Déclaration préalable, juge-arbitre des différends
Selon Thierry Repentin, ministre délégué aux affaires européennes, cette régulation « modernisée [est] adaptée à l’ère du numérique ». Le remplaçant en séance d’Aurélie Filippetti cible notamment l’obligation de déclaration préalable qui pèsera à l’avenir sur l’ensemble des services de médias audiovisuel à la demande (ou SMAD, soit VOD, TV de rattrapage en ligne, etc.). Ce n’est pas tout. Le Conseil supérieur de l’audiovisuel pourra aussi « régler les différends portant sur la distribution de ces services » en ligne.
Cette capacité à connaître l’intégralité des SMAD ne permettra pas seulement au CSA d’avoir un puissant outil statistique. C’est aussi une condition préalable à la mise en musique d’autres préconisations du rapport Lescure. Celui-ci compte en effet inciter les plateformes à caresser l’exception culturelle dans le sens du poil (surréférencement des œuvres européennes ou françaises, participation financière, etc.). En devenant juge des litiges entre les acteurs des contenus en ligne (édition, distribution), il pourra aussi influencer de tout son poids pour pousser ces mêmes plateformes dans ce sens.
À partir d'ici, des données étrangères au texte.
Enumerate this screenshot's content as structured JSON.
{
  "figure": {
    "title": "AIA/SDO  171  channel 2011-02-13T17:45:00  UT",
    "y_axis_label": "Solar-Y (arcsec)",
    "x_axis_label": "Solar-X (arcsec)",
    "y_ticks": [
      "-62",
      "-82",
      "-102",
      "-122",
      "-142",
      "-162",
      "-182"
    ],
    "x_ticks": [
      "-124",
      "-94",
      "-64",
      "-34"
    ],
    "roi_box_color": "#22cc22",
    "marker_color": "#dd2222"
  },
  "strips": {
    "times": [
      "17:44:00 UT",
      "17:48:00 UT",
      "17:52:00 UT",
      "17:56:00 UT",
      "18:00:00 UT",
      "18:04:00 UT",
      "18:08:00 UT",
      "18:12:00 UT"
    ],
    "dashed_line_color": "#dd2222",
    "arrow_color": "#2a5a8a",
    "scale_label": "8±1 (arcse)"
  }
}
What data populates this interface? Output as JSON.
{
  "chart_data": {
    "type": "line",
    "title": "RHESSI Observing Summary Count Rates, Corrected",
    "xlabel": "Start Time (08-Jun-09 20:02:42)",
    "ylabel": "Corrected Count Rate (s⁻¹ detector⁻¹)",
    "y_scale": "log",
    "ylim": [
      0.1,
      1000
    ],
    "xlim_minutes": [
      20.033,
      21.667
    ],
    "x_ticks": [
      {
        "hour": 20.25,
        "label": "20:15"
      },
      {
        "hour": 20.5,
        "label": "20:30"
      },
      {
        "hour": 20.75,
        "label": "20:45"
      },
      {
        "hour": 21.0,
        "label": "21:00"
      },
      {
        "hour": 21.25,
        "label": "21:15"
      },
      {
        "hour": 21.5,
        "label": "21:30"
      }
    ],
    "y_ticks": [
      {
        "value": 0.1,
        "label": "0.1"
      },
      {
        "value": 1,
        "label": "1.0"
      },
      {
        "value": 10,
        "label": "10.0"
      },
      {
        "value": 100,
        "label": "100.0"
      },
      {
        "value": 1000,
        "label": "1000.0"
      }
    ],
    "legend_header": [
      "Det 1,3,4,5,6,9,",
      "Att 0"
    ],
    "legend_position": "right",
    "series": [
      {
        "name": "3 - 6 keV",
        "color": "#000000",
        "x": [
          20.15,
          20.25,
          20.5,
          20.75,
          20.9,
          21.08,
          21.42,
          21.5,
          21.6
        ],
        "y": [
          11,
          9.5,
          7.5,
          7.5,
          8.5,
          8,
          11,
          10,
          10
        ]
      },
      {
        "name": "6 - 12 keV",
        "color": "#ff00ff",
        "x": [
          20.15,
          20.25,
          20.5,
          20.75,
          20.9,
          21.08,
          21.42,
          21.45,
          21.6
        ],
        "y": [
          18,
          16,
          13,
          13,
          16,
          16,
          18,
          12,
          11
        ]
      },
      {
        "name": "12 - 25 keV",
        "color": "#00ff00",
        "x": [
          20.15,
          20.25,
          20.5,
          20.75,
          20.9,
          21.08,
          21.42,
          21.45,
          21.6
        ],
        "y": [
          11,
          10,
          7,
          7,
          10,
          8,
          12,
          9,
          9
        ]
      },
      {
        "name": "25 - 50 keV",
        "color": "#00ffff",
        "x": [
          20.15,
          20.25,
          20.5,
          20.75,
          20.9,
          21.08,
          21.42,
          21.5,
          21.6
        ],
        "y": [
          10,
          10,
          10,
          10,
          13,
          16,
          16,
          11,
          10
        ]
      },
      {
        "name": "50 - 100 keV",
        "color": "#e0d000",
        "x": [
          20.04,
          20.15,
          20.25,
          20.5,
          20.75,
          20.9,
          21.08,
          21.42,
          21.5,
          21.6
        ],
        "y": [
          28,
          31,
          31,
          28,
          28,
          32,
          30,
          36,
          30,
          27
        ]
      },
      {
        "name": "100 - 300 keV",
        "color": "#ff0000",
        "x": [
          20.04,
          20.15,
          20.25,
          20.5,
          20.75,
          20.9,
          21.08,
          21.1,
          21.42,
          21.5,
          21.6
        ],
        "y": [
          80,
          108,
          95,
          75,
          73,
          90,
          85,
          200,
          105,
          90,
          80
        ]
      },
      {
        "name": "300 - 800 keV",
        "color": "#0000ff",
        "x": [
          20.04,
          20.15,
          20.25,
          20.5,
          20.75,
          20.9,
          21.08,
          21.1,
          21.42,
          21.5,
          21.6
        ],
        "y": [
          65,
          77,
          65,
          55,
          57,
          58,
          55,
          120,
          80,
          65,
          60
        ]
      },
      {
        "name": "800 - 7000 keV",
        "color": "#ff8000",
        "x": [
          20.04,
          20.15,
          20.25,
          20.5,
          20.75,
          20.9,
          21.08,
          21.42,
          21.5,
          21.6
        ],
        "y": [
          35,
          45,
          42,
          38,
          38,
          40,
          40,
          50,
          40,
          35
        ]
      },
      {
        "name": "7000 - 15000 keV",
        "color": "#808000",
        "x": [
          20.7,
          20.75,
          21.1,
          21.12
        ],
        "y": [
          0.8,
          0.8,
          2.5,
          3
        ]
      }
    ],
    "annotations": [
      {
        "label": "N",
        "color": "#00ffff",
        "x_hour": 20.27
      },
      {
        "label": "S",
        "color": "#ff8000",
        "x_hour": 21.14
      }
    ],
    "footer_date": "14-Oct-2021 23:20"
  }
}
Face à ces nouveaux pouvoirs, la députée EELV Isabelle Attard fait part de ses doutes et ses craintes. « Les nouvelles obligations faites aux services de médias audiovisuels à la demande, notamment le dépôt d’une déclaration préalable au CSA, nous interpellent. Par définition, le réseau internet est mondial. »
Pas assez de débats
Cette obligation de déclaration préalable n’a plus eu beaucoup d’opposition entre les parlementaires, contrairement à ce que nous avions vu en amont de la procédure législative. En Commission mixte paritaire, seul finalement le sénateur Jean-Pierre Leleux s’est dit « défavorable à cette disposition » au motif que « la question des services de télévision et de médias audiovisuels à la demande [n’a] pas été suffisamment débattue au sein de nos assemblées ».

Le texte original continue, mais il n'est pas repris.